Título original (tudo em maiúsculas mesmo) TIM MAIA MISTURA "ROCK", XAXADO, SAMBA, JAZZ, "SOUL" E OUTROS SONS NO CIRCO VOADOR.
Do alto de seus 130 quilos, oito anos como artista independente, 12 de carreira, Tim Maia detona:
- Estou morrendo de fome, cheio de pipocas (dívidas), paga aqui, paga ali, ninguém toca meus discos, é uma luta. Não é uma alegria nem uma realidade amena e suave, é uma guerra. O Pelé é o maior mentiroso do mundo, é o negão mais safado da face da Terra, o preto mais branco do Brasil, mas ele falou uma coisa certa: na África o cara tem que cortar o rabo de um leão para provar que é caçador, aqui tem que cortar um rabo por dia. Foi a única coisa verdadeira que o Pelé falou. Vê se ele encarou a avenida. Ele só quer a Xuxa, mas quem não quer (largo sorriso, guloso, maldoso). Quando chega na Xuxa não dá nem para pensar em raça: fica todo mundo azul.
Sentado na beira da piscina de seu prédio na Gávea, gestos largos, voz alta, Tim Maia está cheio de queixas contra gravadoras e meios de comunicação. Ele mesmo grava, vende e promove seus discos e ninguém toca devido ao misterioso jabaculê (será alguma forma de preparar jabá?).
- O Rio é a capital mundial do jabaculê. Aqui se encontram os maiores jabaculezistas, eles se reúnem na praia para decidir quem vão matar. Espero que o Brizola faça alguma coisa sobre isso. [Leonel Brizola tomou posse no dia 15 de março de 1983 para o primeiro de dois mandatos de governador do Rio de Janeiro].
A falta de lugar para tocar também preocupa Tim Maia, que se defende em shows nos clubes do subúrbio:
- Eu toco nos que sobram, porque os bons estão com o Roberto Carlos. Por que os Medinas não bancam artistas como eu para tocar no campo do Flamengo e faturarem uma graninha legal? No mesmo dia em que o Julio Iglesias estava no campo do Flamengo cantando por 286 milhões, eu estava num clube em Mesquita por 500 mil cruzeiros e ainda presenciei uma cena horrível: um cara deu um tiro no joelho de outro em pleno clube. Quem me levou lá foi o Ivan 8. Depois desse dia eu rebaixei ele para Ivan 6, perdeu dois pontos.
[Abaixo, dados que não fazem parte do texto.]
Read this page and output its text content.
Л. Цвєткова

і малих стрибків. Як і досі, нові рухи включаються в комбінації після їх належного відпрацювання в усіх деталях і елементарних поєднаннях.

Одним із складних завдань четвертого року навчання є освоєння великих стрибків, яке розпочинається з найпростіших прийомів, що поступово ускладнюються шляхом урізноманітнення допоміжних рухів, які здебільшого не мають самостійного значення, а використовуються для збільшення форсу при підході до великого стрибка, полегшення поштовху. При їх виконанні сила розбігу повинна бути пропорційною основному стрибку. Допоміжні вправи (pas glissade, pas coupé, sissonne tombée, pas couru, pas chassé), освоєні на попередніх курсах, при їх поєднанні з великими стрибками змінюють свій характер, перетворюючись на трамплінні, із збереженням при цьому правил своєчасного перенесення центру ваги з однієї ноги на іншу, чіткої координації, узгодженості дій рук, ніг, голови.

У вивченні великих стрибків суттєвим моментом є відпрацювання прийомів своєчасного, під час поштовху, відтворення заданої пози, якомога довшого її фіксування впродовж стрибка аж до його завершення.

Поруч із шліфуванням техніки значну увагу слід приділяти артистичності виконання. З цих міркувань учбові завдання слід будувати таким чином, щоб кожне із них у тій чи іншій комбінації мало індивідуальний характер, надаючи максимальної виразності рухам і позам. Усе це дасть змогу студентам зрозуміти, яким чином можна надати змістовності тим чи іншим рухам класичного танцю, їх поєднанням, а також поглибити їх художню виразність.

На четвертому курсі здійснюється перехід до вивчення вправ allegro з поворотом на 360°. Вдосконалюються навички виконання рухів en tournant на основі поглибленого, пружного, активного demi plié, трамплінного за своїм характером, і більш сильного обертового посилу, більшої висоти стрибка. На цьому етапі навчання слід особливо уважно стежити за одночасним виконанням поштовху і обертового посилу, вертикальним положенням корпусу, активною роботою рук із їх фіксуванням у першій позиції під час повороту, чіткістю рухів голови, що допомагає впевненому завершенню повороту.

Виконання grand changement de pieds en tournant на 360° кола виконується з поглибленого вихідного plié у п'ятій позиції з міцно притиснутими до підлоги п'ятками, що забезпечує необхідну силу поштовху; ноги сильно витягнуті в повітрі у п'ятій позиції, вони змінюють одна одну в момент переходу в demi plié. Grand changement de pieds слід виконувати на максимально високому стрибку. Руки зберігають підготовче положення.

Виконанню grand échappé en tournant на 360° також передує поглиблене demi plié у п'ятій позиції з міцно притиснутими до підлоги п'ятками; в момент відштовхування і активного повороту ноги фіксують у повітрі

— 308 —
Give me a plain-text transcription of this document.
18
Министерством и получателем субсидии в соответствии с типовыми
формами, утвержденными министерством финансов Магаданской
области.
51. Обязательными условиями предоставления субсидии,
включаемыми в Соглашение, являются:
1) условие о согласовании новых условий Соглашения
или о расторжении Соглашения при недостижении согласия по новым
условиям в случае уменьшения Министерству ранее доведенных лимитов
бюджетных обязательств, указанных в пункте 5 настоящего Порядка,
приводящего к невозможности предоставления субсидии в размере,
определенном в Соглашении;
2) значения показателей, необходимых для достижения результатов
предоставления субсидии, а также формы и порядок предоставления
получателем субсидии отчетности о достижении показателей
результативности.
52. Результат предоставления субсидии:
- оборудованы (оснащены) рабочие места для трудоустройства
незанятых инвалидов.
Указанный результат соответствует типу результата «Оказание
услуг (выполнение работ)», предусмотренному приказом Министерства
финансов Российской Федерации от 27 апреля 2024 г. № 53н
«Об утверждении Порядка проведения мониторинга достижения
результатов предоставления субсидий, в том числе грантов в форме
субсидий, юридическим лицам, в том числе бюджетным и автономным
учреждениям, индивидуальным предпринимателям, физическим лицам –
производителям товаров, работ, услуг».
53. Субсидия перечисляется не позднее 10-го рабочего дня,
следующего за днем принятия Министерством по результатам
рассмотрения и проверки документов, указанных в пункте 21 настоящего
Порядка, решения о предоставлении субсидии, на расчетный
Tim Maia surgiu há 12 anos com uma mistura de rock, soul e xaxado. Fez muito sucesso, suas vendagens iniciais superaram as 100 mil cópias vendidas por conta de hits como Azul Da Cor Do Mar, Primavera e Coroné Antonio Bento. Na época, o peso dele não tinha chegado aos três dígitos, mas em 74 embarcou no Racional Superior, um grande erro em sua vida:
- É a maior mentira. O Manuel Jacinto Coelho tem um sitio que é quase uma cidade em Nova Iguaçu, vende 10 mil livros, domina todo mundo, ele me dominou.; Gravei dois discos que ele mandava vender só porque vendia o livro dele junto. A única vantagem é que eu dispunha de 22 neuróticos fanáticos que batiam continência para mim. Eles vendiam meus discos pelo Brasil e voltavam com as contas todas certinhas e ainda diziam amém. Fanático é ótimo para vender. É outra coisa que eu quero ver o Brizola tomar uma providência, não pode deixar do jeito que está.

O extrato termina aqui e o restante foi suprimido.